ROCm / rocprofiler

ROC profiler library. Profiling with perf-counters and derived metrics.
https://rocm.docs.amd.com/projects/rocprofiler/en/latest/
Other
119 stars 45 forks source link

How do host process id, host thread id, GPU id and GPU stream id mapped to pid and tid in chrome://tracing? #34

Open ipe-zhangyz opened 3 years ago

ipe-zhangyz commented 3 years ago

A heterogeneous computing application usually has computing units of muitiple level, for example, a host process controls a GPU, and may uses several streams on a GPU; or a host process spawns several host threads, each thread controls a GPU and may use several streams on a GPU. However, in chrome://tracing there seems to have only two levels: process and thread.
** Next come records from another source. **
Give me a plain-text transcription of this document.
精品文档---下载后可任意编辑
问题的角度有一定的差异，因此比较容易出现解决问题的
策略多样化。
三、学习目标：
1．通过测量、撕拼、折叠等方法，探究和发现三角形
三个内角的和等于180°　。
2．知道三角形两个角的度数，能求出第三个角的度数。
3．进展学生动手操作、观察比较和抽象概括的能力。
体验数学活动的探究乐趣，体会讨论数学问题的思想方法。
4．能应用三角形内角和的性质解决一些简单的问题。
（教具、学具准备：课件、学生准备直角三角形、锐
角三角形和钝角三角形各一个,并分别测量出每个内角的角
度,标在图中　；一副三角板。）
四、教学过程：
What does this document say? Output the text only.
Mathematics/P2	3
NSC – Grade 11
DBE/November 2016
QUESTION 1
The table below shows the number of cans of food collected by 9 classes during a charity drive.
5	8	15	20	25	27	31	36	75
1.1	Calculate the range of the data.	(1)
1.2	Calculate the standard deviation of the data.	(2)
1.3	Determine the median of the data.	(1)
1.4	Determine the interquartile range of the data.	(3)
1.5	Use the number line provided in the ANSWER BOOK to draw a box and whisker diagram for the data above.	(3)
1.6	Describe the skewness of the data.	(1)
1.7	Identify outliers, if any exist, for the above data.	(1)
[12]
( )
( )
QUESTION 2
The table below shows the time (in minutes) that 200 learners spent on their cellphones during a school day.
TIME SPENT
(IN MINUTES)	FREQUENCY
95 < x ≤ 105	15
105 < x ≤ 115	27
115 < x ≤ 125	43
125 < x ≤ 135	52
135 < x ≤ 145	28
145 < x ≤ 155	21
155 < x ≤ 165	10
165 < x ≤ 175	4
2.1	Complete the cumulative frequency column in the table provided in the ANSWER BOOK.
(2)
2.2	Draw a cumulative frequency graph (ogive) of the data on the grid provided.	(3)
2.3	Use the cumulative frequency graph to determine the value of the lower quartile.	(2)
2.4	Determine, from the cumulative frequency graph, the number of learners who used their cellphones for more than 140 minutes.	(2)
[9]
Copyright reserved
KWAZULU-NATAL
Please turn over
In my experience, rocprof --hip-trace doesn't have a good solution of this problem. Another tool rpt, which is provided in hcc, seems to always map the "quene" number to tid, and the pid is alwayse 1, as the rpt has these code: def printJSON(self, file, timeOffset=0): tid = self.queue file.write('{ "pid":1, "tid":%d, "ts":%d, "dur":%d, "ph":"X", "name":"%s", "args":{"dev.queue.op":"%d.%d.%d", "stop":%d } }' %\ (tid, self.startTime/1000, (self.stopTime - self.startTime)/1000, self.name, \ self.device, self.queue, self.cmdNum, self.stopTime/1000) ) file.write(',\n') Maybe the self.device is really the GPU ID, but I don't know what the self.queue really is. Is it GPU stream id? But in rpt it is mapped to host thread id. This map sometimes makes the visualization in chrome://tracing in confusion.